On peut aussi partir à la rencontre d’œuvres comportant des références à la pièce
étudiée : cf. le film d’Ernst Lubitsch To be or not to be (1942), qui montre une troupe
d’acteurs jouant Hamlet dans Varsovie que les Allemands viennent d’envahir, ou de
Hamlet goes business (1988) de Aki Kaurimaski, réalisateur finlandais né en 1957 ; on
peut aussi aller voir la pièce de Heiner Müller (1929-1995) Hamlet Machine (1979),
formidable compression en neuf pages de la pièce de Shakespeare, mais aussi de
nombreux mythes littéraires, d’idéologies, d’événements historiques.
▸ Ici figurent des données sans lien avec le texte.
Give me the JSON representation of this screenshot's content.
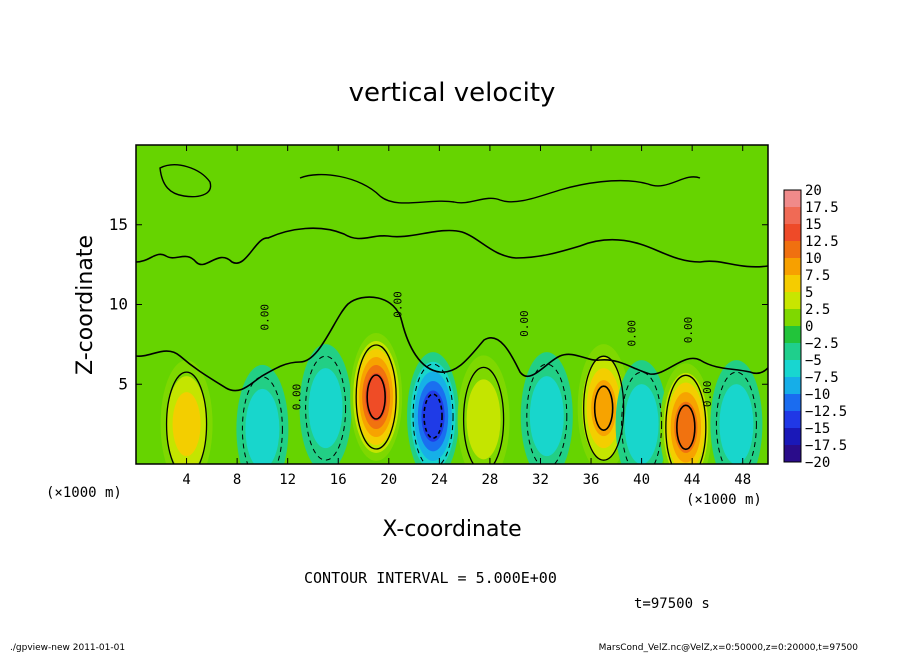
{
  "chart_data": {
    "type": "heatmap",
    "title": "vertical velocity",
    "xlabel": "X-coordinate",
    "ylabel": "Z-coordinate",
    "x_unit_left": "(×1000 m)",
    "x_unit_right": "(×1000 m)",
    "y_unit": "(×1000 m)",
    "xlim": [
      0,
      50
    ],
    "ylim": [
      0,
      20
    ],
    "xticks": [
      "4",
      "8",
      "12",
      "16",
      "20",
      "24",
      "28",
      "32",
      "36",
      "40",
      "44",
      "48"
    ],
    "yticks": [
      "5",
      "10",
      "15"
    ],
    "colorbar": {
      "levels": [
        "20",
        "17.5",
        "15",
        "12.5",
        "10",
        "7.5",
        "5",
        "2.5",
        "0",
        "−2.5",
        "−5",
        "−7.5",
        "−10",
        "−12.5",
        "−15",
        "−17.5",
        "−20"
      ],
      "colors": [
        "#f08a8a",
        "#f06a55",
        "#ee4a28",
        "#f07010",
        "#f7a000",
        "#f5cc00",
        "#c8e600",
        "#7fd800",
        "#22c43a",
        "#1fcf8c",
        "#18d6d0",
        "#16aee8",
        "#1a6cf0",
        "#2038e6",
        "#1a18b8",
        "#2a0c8a",
        "#5a10a8"
      ]
    },
    "contour_label": "0.00",
    "features": [
      {
        "x": 4,
        "z": 2.5,
        "w": 7.5
      },
      {
        "x": 10,
        "z": 2.2,
        "w": -4
      },
      {
        "x": 15,
        "z": 3.5,
        "w": -4
      },
      {
        "x": 19,
        "z": 4.2,
        "w": 15
      },
      {
        "x": 23.5,
        "z": 3.0,
        "w": -12
      },
      {
        "x": 27.5,
        "z": 2.8,
        "w": 3
      },
      {
        "x": 32.5,
        "z": 3.0,
        "w": -5
      },
      {
        "x": 37,
        "z": 3.5,
        "w": 10
      },
      {
        "x": 40,
        "z": 2.5,
        "w": -5
      },
      {
        "x": 43.5,
        "z": 2.3,
        "w": 12
      },
      {
        "x": 47.5,
        "z": 2.5,
        "w": -5
      }
    ],
    "grid": false
  },
  "annotation": "CONTOUR INTERVAL =  5.000E+00",
  "time_label": "t=97500  s",
  "footer_left": "./gpview-new   2011-01-01",
  "footer_right": "MarsCond_VelZ.nc@VelZ,x=0:50000,z=0:20000,t=97500"
}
ANALYSES DE MISES EN SCENE ET DE FILMS
De nombreuses mises en scène sont disponibles à la location : on recommande celle de
Peter Brook, suivie d’un documentaire sur le metteur en scène, et celle de Patrice
Chéreau.
Si le lycée dispose d’une classe d’études cinématographiques, on pourra proposer aux
élèves d’étudier le film d’Ingmar Bergman (né en 1981) Fanny et Alexandre (1982)
pour lequel le réalisateur s’est beaucoup inspiré d’Hamlet. Cet atelier pourrait servir de
prolongement dans le domaine cinématographique du groupement de textes sur
« L’intertextualité et la réécriture des textes classiques ».
CLASSE DE MUSIQUE
Si le lycée dispose d’une option musique, il serait intéressant de faire visionner aux
élèves tout ou partie du film Hamlet de Grigori Kosintev (1964) dont la musique a été
composée par le grand compositeur Dmitri Chostakovitch (1906-1975). On pourra
demander aux élèves de faire une présentation à leurs camarades non musiciens de cette
bande sonore.
ATELIER DE TRADUCTION
La traduction de Shakespeare a toujours été l’enjeu d’un débat important. On pourra
organiser avec la participation d’un collègue angliciste un atelier de traduction où les
élèves pourraient comparer les traductions possibles d’un même passage de la pièce. Un
matériau abondant est disponible pour réaliser un tel projet dans le numéro 947 de
l’Avant-Scène portant sur Hamlet et comportant un intéressant corpus de traductions.